Biosensor for Seven Sulphonamides in Drinking, Ground, and Surface Water with Difficult Matrices

Abstract
Environmental monitoring of antibiotics and other pharmaceuticals in real water samples with difficult matrices places high demands on chemical analysis. Biosensors have suitable characteristics like their efficiency in a fast, sensitive, and cost‐effective detection of pollutants. In this article, we present a recently developed immunoassay for seven sulphonamides (sulphadiazine, sulphamethoxazole, sulphadimidine, sulphamethizole, sulphadimethoxine, sulphathiazole, and sulphamethoxypyridazine) which can only be detected separately. For the simultaneous determination of multiple sulphonamides in the future we performed measurements with different combinations of binary mixtures. The results of the immunosensor were compared to a mathematical model which was developed in our group. Using an automated biosensor system it was possible for the first time to achieve limits of detection (LOD) below 10 ng L−1 and limits of quantification (LOQ) below 100 ng L−1 without sample pre‐concentration for these sulphonamides.
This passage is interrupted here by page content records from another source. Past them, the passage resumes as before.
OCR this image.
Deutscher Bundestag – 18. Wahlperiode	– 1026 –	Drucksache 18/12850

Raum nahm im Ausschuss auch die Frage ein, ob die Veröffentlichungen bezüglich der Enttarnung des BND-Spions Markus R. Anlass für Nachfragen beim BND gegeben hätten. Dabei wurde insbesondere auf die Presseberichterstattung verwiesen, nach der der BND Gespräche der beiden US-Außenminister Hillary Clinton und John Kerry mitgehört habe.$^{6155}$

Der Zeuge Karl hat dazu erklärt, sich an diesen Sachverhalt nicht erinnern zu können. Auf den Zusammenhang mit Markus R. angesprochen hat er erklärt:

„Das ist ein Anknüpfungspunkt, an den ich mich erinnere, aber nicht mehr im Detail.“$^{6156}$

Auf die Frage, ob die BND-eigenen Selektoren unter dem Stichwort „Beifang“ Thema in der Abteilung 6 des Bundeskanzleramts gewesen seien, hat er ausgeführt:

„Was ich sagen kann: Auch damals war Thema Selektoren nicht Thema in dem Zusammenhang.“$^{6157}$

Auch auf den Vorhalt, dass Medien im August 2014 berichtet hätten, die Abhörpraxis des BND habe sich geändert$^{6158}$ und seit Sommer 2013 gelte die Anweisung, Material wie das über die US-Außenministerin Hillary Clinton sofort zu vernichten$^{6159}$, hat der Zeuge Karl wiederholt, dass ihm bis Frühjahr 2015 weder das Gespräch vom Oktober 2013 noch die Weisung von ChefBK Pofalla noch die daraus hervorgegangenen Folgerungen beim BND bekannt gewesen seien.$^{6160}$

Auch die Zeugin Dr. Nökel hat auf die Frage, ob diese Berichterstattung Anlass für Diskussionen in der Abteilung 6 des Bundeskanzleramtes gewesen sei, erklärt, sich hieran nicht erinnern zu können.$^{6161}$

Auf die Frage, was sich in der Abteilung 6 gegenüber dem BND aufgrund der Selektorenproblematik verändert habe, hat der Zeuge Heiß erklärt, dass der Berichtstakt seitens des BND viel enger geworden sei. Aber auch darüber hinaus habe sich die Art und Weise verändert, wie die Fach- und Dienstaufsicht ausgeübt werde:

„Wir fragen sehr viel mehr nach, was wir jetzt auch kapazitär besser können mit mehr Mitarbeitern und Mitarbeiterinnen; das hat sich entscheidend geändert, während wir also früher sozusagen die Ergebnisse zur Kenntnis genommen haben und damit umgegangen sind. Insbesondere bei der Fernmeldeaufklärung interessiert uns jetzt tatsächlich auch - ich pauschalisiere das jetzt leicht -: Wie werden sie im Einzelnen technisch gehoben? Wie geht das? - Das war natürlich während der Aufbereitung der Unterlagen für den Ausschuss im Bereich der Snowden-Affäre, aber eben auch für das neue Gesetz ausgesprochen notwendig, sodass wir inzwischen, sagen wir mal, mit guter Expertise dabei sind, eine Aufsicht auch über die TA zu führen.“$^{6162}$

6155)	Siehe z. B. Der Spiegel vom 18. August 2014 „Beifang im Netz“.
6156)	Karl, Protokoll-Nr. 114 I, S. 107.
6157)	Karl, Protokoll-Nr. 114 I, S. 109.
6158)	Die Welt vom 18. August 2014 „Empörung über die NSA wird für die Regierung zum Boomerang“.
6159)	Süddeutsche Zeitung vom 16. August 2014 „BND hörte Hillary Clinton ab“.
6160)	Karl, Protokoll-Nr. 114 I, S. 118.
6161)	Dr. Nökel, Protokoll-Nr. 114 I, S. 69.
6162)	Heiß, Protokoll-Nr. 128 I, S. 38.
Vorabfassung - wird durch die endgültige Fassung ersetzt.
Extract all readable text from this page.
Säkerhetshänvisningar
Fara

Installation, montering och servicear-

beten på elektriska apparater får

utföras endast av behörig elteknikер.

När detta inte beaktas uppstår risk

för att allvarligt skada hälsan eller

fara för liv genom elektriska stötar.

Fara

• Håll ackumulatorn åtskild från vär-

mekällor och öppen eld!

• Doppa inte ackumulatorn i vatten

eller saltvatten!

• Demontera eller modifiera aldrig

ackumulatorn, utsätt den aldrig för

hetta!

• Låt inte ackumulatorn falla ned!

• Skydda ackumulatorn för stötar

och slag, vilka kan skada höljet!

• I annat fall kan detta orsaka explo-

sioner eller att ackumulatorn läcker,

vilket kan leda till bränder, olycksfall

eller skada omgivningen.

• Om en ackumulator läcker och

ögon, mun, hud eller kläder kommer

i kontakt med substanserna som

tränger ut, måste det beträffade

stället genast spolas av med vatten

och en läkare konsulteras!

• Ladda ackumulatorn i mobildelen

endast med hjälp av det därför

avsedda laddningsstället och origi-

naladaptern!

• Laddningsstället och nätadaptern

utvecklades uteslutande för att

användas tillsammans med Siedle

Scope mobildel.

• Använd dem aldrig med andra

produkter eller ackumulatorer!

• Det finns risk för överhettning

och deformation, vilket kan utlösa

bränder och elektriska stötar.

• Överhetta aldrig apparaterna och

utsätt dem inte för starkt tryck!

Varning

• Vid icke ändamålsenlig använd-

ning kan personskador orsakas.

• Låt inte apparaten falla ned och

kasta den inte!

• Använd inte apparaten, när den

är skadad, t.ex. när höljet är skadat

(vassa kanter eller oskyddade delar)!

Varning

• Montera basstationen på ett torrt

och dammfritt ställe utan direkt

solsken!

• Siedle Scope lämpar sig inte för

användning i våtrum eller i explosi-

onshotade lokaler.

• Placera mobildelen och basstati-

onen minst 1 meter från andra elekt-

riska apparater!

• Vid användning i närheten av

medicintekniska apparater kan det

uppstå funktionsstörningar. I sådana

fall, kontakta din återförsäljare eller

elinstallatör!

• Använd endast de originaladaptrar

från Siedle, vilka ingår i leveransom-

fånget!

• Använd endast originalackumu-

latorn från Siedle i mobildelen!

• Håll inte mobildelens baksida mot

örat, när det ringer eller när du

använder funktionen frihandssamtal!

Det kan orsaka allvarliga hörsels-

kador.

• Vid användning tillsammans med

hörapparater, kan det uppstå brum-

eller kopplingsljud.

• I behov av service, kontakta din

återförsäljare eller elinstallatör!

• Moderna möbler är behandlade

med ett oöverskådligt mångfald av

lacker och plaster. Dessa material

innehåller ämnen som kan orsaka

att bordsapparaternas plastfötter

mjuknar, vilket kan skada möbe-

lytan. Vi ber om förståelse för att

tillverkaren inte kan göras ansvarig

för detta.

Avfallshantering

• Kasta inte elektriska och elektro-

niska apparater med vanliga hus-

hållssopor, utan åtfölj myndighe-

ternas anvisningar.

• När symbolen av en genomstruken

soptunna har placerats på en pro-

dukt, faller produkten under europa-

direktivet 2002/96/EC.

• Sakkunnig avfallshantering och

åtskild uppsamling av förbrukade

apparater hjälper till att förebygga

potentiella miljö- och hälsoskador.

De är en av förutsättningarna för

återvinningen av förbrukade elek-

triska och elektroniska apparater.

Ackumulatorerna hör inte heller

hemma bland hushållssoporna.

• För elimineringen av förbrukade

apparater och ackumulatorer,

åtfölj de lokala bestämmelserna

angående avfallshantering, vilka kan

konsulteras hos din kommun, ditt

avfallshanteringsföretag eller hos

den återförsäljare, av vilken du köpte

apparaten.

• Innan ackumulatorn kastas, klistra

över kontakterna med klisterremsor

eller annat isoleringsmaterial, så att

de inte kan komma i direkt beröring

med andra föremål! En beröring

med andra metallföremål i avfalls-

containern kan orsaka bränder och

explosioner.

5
Sulphonamide calibrations with different immobilised analyte derivatives were made in Milli‐Q water. Unstrained spiked and un‐spiked real water samples with complex matrices (drinking, ground, and surface water) were measured. In compliance with the Association of Analytical Communities (AOAC) International most recovery rates obtained were between 70% and 120%. The reproducibility was checked by measuring replica of each sample within independent repetitions. Robustness could be demonstrated by long‐term stability tests of the biosensor surface. These studies show that the biosensor used offers the necessary reproducibility, precision, and robustness required for an analytical method. The measuring data of the binary mixtures show a systematic error compared to the mathematical model at high concentrations of both sulphonamides, because the approximation uses only the standard calibration curves (data of the logistic fit function) as input data. It is also hard to adequately describe the cross‐reactivity and the behaviour of a mixture of polyclonal antibodies.